What If You're Still Having Memory Problems?

While the methods we provided above are sure to work in the short term, it's likely that your problems will eventually reoccur. If you're running more apps than your computer can handle, trying to run an app that needs more RAM than you have, or have an app that malfunctions and takes too much RAM, then most fixes are just going to be temporary band-aids. Similarly, RAM issues can be caused by malware and other problems.

Here are some other ways to deal with a lack of RAM:

  1. Scan your computer for malware. If you have one or more viruses or other malware on your computer, they will often compete with your other apps for resources like RAM and subsequently slow the whole system down. A good antivirus program for Windows, or a Mac antivirus, can take care of this problem.
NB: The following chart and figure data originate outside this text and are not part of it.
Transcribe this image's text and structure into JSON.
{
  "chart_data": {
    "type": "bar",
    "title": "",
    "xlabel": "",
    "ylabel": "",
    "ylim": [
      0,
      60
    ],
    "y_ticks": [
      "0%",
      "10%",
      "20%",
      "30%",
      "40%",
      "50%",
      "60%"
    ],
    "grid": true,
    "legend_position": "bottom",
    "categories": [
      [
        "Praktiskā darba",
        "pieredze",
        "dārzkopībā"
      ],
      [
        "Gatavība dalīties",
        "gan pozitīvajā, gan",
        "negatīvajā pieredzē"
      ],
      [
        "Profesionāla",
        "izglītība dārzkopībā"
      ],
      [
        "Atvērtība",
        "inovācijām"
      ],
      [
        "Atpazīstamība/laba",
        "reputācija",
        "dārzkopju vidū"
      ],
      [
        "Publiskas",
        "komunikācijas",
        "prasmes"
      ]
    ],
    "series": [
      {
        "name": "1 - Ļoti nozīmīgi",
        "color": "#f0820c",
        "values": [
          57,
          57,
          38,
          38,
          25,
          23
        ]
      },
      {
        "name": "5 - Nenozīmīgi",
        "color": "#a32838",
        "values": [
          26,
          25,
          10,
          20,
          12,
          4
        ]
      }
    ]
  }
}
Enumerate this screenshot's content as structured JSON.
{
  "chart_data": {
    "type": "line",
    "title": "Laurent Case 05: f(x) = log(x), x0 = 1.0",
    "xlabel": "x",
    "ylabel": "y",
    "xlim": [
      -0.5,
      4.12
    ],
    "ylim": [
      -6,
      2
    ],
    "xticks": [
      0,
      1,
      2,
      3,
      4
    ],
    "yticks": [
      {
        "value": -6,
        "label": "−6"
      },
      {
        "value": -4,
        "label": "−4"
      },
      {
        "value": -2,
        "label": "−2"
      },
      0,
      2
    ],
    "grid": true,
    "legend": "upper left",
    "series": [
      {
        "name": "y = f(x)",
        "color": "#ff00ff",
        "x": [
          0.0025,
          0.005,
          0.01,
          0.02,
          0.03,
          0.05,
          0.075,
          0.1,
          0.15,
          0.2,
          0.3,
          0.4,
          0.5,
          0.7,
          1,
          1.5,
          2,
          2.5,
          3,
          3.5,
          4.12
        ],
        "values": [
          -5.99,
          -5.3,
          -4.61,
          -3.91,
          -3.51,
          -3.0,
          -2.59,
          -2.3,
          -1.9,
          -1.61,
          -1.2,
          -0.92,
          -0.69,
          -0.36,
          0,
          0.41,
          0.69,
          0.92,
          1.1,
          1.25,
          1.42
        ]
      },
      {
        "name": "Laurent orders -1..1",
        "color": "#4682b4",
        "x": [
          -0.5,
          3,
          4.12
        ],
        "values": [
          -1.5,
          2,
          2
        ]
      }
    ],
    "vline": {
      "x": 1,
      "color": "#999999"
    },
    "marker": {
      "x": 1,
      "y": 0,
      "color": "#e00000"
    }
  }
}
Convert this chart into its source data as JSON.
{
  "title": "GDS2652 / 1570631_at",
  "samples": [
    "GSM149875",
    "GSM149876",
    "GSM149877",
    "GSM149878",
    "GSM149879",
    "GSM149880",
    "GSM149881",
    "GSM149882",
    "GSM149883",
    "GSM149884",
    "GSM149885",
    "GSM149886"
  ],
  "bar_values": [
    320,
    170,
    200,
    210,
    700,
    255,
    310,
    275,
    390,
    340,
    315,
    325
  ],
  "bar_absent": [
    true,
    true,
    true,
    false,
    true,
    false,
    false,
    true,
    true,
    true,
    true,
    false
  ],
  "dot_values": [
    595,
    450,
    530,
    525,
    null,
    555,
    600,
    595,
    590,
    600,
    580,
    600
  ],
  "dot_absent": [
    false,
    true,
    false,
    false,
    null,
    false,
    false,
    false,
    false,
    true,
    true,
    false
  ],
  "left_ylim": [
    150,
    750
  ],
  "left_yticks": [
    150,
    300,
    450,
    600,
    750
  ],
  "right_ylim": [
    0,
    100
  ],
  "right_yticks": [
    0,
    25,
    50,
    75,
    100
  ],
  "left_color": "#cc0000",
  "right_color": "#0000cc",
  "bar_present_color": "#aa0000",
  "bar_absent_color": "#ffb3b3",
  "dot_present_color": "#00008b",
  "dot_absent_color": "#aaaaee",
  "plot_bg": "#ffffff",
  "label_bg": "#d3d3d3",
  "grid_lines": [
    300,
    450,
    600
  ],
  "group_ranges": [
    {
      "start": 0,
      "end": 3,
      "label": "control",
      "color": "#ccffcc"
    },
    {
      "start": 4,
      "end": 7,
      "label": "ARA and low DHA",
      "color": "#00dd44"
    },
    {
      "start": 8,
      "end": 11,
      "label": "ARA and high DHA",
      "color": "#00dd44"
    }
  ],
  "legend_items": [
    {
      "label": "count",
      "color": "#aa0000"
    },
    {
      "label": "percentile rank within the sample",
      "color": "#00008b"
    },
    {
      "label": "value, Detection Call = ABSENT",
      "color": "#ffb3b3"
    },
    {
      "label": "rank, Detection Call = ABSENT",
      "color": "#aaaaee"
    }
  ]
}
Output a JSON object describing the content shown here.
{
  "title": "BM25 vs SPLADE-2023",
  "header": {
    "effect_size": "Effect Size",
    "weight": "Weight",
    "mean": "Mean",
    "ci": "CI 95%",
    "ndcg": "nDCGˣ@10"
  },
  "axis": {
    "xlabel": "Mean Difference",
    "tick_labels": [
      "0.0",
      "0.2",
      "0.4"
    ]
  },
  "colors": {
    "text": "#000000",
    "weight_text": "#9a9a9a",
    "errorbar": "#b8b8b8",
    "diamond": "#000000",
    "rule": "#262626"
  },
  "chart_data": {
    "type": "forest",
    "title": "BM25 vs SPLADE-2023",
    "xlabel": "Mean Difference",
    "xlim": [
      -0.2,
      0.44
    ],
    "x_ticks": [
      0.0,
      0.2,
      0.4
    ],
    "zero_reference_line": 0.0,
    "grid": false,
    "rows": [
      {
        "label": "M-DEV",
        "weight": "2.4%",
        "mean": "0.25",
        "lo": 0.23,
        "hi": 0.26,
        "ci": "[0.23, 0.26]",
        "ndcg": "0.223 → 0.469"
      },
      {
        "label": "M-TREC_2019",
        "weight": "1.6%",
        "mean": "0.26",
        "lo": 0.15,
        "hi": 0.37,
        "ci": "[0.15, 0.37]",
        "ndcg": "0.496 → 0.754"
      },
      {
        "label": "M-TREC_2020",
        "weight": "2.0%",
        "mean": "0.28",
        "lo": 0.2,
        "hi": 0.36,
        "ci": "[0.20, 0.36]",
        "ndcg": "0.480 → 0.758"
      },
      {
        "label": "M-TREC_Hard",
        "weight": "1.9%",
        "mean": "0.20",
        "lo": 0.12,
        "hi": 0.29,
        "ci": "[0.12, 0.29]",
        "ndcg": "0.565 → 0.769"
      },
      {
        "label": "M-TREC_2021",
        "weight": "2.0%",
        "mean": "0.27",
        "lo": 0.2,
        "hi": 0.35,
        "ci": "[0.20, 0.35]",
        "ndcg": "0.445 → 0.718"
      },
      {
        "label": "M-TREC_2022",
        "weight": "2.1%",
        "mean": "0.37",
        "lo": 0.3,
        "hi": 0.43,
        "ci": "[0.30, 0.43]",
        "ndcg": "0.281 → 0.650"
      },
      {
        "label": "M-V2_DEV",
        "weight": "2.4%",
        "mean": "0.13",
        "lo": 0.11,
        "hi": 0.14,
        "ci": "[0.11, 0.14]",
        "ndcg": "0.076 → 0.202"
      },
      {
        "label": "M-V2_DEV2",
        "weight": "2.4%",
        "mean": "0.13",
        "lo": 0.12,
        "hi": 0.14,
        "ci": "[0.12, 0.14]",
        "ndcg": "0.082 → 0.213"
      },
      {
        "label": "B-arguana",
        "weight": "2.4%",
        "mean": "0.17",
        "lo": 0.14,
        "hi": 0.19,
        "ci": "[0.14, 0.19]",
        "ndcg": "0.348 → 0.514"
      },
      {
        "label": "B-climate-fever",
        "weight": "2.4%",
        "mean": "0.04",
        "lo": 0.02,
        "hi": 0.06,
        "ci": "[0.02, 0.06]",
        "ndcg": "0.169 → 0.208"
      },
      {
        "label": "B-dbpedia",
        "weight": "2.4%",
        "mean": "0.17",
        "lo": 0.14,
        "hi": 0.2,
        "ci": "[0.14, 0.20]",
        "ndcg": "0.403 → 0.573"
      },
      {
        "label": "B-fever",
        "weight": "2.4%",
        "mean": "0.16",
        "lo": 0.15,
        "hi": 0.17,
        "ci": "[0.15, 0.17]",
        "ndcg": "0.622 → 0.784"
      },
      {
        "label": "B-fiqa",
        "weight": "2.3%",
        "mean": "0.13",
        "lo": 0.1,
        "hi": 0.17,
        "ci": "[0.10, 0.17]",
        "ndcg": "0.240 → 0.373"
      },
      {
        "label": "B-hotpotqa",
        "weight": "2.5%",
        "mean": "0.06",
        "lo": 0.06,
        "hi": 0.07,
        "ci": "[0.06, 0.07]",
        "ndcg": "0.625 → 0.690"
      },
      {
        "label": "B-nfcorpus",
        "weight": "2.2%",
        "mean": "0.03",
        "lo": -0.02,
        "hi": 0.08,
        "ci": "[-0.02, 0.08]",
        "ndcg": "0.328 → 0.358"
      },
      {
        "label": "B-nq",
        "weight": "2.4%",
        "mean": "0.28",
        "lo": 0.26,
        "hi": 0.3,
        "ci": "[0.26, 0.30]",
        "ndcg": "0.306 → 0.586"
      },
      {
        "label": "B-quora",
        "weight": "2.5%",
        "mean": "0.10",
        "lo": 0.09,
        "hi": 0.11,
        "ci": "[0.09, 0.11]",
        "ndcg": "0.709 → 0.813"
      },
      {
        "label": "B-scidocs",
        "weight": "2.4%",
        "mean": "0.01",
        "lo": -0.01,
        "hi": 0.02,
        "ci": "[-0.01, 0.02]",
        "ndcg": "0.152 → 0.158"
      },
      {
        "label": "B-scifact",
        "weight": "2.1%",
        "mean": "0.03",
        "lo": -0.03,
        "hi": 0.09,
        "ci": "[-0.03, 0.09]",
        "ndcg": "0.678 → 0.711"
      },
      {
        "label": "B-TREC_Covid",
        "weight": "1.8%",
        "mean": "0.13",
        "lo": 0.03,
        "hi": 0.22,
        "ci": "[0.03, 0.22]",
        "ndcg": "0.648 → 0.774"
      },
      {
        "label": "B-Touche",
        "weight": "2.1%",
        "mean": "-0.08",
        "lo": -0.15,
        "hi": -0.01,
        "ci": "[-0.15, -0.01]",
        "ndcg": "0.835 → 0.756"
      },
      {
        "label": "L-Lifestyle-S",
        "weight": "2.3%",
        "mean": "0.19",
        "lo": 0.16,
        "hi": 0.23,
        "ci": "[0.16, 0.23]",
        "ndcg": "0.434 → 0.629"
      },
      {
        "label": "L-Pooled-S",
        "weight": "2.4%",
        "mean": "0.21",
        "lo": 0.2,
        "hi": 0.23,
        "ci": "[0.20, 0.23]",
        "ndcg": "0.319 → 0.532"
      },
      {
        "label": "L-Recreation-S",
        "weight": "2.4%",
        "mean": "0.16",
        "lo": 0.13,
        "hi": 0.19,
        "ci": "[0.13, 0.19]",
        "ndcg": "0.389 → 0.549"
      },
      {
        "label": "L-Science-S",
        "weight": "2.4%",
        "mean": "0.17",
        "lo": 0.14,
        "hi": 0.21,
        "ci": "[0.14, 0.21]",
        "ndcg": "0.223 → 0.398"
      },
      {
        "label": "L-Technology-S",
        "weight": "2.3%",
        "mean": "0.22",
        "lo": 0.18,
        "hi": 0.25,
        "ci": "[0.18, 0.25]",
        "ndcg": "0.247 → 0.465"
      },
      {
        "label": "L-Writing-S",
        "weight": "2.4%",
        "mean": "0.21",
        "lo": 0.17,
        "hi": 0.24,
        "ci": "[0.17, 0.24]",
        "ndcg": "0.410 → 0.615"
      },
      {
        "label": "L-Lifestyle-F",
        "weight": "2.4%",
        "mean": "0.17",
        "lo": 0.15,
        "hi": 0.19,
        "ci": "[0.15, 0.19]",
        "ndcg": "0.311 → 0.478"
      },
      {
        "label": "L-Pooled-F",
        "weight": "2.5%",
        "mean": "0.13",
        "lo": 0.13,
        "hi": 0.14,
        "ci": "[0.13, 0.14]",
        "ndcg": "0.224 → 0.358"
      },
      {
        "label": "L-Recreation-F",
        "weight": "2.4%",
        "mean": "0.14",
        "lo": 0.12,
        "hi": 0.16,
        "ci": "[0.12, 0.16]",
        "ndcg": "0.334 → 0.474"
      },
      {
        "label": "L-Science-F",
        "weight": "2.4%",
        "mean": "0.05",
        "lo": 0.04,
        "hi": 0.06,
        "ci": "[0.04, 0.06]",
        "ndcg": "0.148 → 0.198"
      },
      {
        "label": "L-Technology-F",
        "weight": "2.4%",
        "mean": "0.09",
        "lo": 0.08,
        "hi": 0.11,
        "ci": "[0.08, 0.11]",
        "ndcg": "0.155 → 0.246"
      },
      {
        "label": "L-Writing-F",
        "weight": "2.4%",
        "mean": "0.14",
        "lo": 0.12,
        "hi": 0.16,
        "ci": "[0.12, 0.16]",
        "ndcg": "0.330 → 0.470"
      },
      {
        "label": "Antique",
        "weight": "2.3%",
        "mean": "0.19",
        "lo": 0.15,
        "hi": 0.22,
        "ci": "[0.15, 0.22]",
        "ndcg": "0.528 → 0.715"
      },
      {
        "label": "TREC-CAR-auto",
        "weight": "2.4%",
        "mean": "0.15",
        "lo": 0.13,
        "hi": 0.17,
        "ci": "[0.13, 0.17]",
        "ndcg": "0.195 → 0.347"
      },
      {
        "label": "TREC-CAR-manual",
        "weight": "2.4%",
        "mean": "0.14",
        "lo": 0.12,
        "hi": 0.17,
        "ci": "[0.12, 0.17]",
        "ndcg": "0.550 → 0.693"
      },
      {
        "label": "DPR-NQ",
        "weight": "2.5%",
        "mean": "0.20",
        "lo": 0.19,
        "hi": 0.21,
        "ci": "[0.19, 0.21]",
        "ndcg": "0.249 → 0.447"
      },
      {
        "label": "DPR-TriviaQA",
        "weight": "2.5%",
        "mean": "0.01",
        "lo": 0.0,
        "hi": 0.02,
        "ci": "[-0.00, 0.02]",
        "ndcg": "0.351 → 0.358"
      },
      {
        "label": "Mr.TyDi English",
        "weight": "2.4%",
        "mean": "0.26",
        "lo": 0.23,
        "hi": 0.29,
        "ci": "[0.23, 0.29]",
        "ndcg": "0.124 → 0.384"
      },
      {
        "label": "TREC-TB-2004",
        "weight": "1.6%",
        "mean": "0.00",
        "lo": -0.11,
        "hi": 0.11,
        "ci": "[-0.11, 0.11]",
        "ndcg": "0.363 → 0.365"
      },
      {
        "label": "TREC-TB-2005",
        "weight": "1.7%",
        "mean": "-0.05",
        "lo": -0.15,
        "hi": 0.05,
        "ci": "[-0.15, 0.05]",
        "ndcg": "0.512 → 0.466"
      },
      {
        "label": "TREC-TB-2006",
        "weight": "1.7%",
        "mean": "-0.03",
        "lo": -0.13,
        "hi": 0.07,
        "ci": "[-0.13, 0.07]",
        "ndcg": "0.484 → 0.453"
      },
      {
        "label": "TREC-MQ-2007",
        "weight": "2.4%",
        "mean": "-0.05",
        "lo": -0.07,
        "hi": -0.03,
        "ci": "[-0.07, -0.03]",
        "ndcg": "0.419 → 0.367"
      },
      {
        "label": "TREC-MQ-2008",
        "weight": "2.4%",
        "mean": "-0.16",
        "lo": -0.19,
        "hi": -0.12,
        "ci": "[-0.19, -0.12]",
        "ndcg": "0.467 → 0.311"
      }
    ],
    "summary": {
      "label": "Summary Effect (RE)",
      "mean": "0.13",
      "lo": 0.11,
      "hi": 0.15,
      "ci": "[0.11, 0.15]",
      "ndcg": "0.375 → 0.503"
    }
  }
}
  2. Use a RAM cleaner app. These apps vary in utility, with some doing little at all, and others automating many of the tips found above. If you're out of options, then it's worth a try. You may want to specifically focus on fixing memory leaks if you have a Windows PC or try tuning up your Mac.

  3. Install additional RAM. When all else fails, simply adding more RAM should do the trick. Check to see whether your computer has extra RAM slots, or if you'll have to remove the old RAM and insert new units. Installing RAM in a Windows PC is usually pretty easy, while laptops are often more difficult to work with. You can also upgrade your RAM on some Macs, as long as it isn't already equipped with the maximum amount (or Apple just doesn't let you).

What Does RAM Do, and Why Clear It?

Every computer has a type of memory called RAM that's designed for short term data storage. It's faster to read and write data from the RAM than from your computer's long term storage, so data from all of the active processes on your computers, like your operating system and apps, ends up stored in the RAM.

When you shut your computer down, the RAM is completely cleared out. Then when you start your computer back up, and every time you open or interact with an app, new data is written to and retrieved from the RAM at an incredibly fast rate.

This process goes on without notice, behind the scenes, until you open too many apps, or one of your apps is especially hungry for memory, and your RAM fills up. When that happens, apps will slow down, you'll have trouble switching between apps, and some may even crash.

By clearing your RAM, you free up space for your apps to use and work more efficiently.